Expanding the use and availability of medication-assisted treatment (MAT) options like buprenorphine is an important component of the FDA’s opioid action plan and one of three top priorities for the US Department of Health and Human Services’ Opioid Initiative aimed at reducing prescription opioid and heroin related overdose, death and dependence.
Probuphine consists of four, one-inch-long rods that are implanted under the skin on the inside of the upper arm and provide treatment for six months. Administering Probuphine requires specific training because it must be surgically inserted and removed. Only a healthcare provider who has completed the training and become certified through a restricted program called the Probuphine Risk Evaluation and Mitigation Strategy (REMS) program should insert and remove the implants, the FDA emphasized.

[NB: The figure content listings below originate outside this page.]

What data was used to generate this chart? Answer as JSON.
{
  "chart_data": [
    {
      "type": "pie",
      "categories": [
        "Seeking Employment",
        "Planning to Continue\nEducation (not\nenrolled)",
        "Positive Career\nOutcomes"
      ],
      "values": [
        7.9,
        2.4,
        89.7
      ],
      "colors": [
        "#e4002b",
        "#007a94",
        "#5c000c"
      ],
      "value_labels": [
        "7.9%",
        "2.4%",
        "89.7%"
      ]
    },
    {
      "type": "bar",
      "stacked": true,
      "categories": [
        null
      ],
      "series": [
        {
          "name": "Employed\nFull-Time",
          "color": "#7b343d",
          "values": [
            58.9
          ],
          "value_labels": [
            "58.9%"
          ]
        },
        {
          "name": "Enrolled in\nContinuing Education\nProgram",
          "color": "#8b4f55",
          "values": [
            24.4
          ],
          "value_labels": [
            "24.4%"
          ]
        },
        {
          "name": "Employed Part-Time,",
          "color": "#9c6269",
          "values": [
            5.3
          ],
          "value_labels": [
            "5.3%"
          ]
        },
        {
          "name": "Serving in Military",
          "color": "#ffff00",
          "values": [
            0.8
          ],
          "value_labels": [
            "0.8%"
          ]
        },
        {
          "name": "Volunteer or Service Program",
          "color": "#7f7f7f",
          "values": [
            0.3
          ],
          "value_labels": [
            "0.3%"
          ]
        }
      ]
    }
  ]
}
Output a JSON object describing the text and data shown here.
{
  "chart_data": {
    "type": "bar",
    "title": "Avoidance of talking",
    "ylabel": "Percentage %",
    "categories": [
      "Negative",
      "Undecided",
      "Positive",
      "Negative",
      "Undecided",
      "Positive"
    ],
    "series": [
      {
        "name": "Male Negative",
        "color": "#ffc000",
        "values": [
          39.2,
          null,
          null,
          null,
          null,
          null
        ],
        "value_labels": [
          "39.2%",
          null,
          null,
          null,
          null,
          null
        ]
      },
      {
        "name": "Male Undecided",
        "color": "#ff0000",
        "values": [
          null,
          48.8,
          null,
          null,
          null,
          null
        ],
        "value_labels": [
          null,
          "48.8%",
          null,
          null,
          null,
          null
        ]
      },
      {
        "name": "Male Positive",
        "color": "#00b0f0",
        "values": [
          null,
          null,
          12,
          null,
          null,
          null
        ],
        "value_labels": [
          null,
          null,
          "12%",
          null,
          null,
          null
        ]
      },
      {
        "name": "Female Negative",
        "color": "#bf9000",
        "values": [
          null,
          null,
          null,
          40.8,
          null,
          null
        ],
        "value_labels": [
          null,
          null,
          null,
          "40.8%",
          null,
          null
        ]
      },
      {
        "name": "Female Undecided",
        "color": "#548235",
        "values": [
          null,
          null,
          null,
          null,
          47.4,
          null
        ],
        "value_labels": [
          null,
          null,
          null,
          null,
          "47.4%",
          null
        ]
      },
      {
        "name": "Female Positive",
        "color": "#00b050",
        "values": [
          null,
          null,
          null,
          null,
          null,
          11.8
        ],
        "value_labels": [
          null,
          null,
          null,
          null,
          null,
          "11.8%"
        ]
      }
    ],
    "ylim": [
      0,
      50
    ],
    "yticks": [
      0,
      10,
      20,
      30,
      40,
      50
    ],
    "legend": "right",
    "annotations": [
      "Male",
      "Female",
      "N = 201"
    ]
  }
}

If further treatment is needed, new implants may be inserted in the opposite arm for one additional course of treatment. The FDA is requiring postmarketing studies to establish the safety and feasibility of placing the Probuphine implants for additional courses of treatment.
The safety and efficacy of Probuphine were demonstrated in a randomized clinical trial of adults who met the clinical criteria for opioid dependence and were considered stable after prior buprenorphine treatment. A response to MAT was measured by urine screening and self-reporting of illicit opioid use during the six month treatment period. Sixty-three percent of Probuphine-treated patients had no evidence of illicit opioid use throughout the six months of treatment – similar to the 64 percent of those who responded to sublingual (under the tongue) buprenorphine alone.
The most common side effects from treatment with Probuphine include implant-site pain, itching, and redness, as well as headache, depression, constipation, nausea, vomiting, back pain, toothache and oropharyngeal pain. The safety and efficacy of Probuphine have not been established in children or adolescents less than 16 years of age. Clinical studies of Probuphine did not include participants over the age of 65.